Liang Zhongshu, Leo Sunnar, Wen Helin, Ouyang Mao, Jiang Weihong, Yang Kan
Department of Cardiology, Third Xiangya Hospital, Central South University, Changsha, Hunan, 410013, People's Republic China.
BMC Cardiovasc Disord. 2015 May 13;15:42. doi: 10.1186/s12872-015-0030-4.
Triptolide treatment leads to an improvement in Diabetic Cardiomyopathy (DCM) in streptozotocin-induced diabetic rat model. DCM is characterized by abnormal cardiac energy metabolism. We hypothesized that triptolide ameliorated cardiac metabolic abnormalities in DCM. We proposed (31)P nuclear magnetic resonance ((31)P NMR) spectrometry method for assessing cardiac energy metabolism in vivo and evaluating the effect of triptolide treatment in DCM rats.

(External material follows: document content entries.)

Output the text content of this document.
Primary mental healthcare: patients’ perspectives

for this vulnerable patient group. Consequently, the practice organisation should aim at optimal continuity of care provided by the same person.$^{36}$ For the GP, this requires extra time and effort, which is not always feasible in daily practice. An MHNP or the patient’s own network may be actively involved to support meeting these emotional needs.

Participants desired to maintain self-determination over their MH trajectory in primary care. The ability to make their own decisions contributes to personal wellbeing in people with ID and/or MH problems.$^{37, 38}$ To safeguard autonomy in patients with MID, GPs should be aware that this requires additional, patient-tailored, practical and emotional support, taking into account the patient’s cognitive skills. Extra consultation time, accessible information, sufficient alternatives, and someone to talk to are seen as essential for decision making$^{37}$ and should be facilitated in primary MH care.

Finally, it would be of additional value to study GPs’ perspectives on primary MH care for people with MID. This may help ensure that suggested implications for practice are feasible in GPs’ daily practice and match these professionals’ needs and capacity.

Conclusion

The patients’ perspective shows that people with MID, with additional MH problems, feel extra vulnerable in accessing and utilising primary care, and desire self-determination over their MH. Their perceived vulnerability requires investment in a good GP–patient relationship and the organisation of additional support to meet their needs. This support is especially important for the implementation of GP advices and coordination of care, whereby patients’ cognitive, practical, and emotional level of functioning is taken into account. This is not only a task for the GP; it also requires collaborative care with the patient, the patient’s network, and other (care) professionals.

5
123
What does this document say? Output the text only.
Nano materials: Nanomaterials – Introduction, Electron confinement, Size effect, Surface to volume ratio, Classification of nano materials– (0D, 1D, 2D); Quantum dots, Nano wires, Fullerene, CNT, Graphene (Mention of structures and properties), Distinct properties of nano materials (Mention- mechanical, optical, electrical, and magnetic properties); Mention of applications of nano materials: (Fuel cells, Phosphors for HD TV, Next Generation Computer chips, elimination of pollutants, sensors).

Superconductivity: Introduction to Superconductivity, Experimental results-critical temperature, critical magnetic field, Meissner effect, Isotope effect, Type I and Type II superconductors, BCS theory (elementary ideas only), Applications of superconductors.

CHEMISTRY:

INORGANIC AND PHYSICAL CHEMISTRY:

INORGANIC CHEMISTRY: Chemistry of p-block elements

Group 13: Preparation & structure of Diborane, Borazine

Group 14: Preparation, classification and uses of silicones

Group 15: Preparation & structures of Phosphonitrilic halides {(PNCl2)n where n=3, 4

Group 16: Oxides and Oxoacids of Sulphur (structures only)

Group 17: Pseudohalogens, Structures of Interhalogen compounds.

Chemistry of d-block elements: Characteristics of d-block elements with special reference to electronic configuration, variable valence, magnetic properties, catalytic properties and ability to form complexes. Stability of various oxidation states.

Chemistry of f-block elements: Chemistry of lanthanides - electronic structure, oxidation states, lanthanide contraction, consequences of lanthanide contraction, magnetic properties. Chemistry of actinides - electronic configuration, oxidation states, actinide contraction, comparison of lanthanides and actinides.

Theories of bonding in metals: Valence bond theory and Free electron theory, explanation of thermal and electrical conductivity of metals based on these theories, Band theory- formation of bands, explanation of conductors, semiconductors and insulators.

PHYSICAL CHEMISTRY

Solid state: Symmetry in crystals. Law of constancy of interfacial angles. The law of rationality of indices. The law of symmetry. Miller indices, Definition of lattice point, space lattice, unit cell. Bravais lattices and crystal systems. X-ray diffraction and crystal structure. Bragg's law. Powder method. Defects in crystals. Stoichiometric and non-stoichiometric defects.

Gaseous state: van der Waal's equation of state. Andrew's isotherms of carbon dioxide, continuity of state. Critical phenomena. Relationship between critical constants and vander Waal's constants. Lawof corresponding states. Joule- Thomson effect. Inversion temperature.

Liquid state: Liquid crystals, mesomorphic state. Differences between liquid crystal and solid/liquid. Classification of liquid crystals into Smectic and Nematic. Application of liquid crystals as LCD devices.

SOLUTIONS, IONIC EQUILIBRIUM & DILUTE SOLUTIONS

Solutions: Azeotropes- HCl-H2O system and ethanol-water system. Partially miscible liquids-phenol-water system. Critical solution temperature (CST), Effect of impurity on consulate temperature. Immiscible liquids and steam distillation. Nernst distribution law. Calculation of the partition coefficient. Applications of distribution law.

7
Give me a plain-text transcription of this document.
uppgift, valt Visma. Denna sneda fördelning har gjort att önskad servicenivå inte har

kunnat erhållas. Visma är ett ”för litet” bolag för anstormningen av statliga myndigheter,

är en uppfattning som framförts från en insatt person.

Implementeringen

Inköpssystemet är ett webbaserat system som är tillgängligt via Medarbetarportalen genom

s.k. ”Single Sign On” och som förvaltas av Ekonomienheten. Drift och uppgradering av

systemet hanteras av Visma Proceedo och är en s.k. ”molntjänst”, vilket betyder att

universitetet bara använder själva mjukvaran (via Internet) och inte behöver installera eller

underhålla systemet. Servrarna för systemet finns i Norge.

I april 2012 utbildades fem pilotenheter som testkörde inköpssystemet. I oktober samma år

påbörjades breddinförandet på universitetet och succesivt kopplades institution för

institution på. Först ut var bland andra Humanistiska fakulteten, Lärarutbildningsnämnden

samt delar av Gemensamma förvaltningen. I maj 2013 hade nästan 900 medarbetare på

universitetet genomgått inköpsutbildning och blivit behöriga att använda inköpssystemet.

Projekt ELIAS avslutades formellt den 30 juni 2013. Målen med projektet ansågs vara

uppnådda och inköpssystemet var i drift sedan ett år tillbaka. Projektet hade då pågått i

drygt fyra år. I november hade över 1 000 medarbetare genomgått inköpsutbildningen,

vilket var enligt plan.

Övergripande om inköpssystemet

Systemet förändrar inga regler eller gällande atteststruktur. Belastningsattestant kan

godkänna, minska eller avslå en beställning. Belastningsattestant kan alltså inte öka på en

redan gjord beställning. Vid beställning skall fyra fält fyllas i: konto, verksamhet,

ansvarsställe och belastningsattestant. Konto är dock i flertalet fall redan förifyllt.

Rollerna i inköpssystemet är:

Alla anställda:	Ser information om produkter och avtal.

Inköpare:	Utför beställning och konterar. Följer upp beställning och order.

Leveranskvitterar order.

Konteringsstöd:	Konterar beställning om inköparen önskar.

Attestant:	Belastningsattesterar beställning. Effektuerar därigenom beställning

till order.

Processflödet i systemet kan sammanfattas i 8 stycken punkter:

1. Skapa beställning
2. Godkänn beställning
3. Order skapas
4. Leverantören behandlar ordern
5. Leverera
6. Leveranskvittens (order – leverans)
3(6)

Six weeks triptolide treatment was conducted on streptozotocin-induced diabetic rats with dose of 100, 200 or 400 μg/kg/day respectively. Sex- and age-matched non-diabetic rats were used as control group. Cardiac chamber dimension and function were determined with echocardiography. Whole heart preparations were perfused with Krebs-Henseleit buffer and (31)P NMR spectroscopy was performed. Cardiac p38 Mitogen Activating Protein Kinase (MAPK) was measured using real time PCR and western blot analysis.
In diabetic rats, cardiac mass index was significantly higher, where as cardiac EF was lower than control group. (31)P NMR spectroscopy showed that ATP and pCr concentrations in diabetic groups were also remarkably lower than control group. Compared to non-treated diabetic rats, triptolide-treated diabetic groups showed remarkable lower cardiac mass index and higher EF, ATP, pCr concentrations, and P38 MAPK expressions. Best improvement was seen in group treated with Triptolide with dose 200 μg/kg/day.
(31)P NMR spectroscopy enables assessment of cardiac energy metabolism in whole heart preparations. It detects energy metabolic abnormalities in DCM hearts. Triptolide therapy improves cardiac function and increases cardiac energy metabolism at least partly through upregulation of MAPK signaling transduction.
雷公藤甲素治疗可改善链脲佐菌素诱导的糖尿病大鼠模型中的糖尿病心肌病(DCM)。DCM的特征是心脏能量代谢异常。我们推测雷公藤甲素可改善DCM中的心脏代谢异常。我们提出采用磷-31核磁共振(³¹P NMR)光谱法评估体内心脏能量代谢,并评价雷公藤甲素治疗对DCM大鼠的影响。
对链脲佐菌素诱导的糖尿病大鼠分别进行为期六周的雷公藤甲素治疗,剂量分别为100、200或400μg/kg/天。将性别和年龄匹配的非糖尿病大鼠作为对照组。用超声心动图测定心腔大小和功能。用Krebs-Henseleit缓冲液灌注全心标本并进行³¹P NMR光谱分析。采用实时聚合酶链反应和蛋白质免疫印迹分析测定心脏p38丝裂原活化蛋白激酶(MAPK)。
糖尿病大鼠的心脏质量指数显著更高,而心脏射血分数低于对照组。³¹P NMR光谱显示糖尿病组的三磷酸腺苷(ATP)和磷酸肌酸(pCr)浓度也显著低于对照组。与未治疗的糖尿病大鼠相比,雷公藤甲素治疗的糖尿病组心脏质量指数显著降低,射血分数、ATP、pCr浓度及P38 MAPK表达更高。在接受200μg/kg/天剂量雷公藤甲素治疗的组中观察到最佳改善效果。
³¹P NMR光谱法能够评估全心标本中的心脏能量代谢。它可检测DCM心脏中的能量代谢异常。雷公藤甲素治疗至少部分通过上调MAPK信号转导改善心脏功能并增加心脏能量代谢。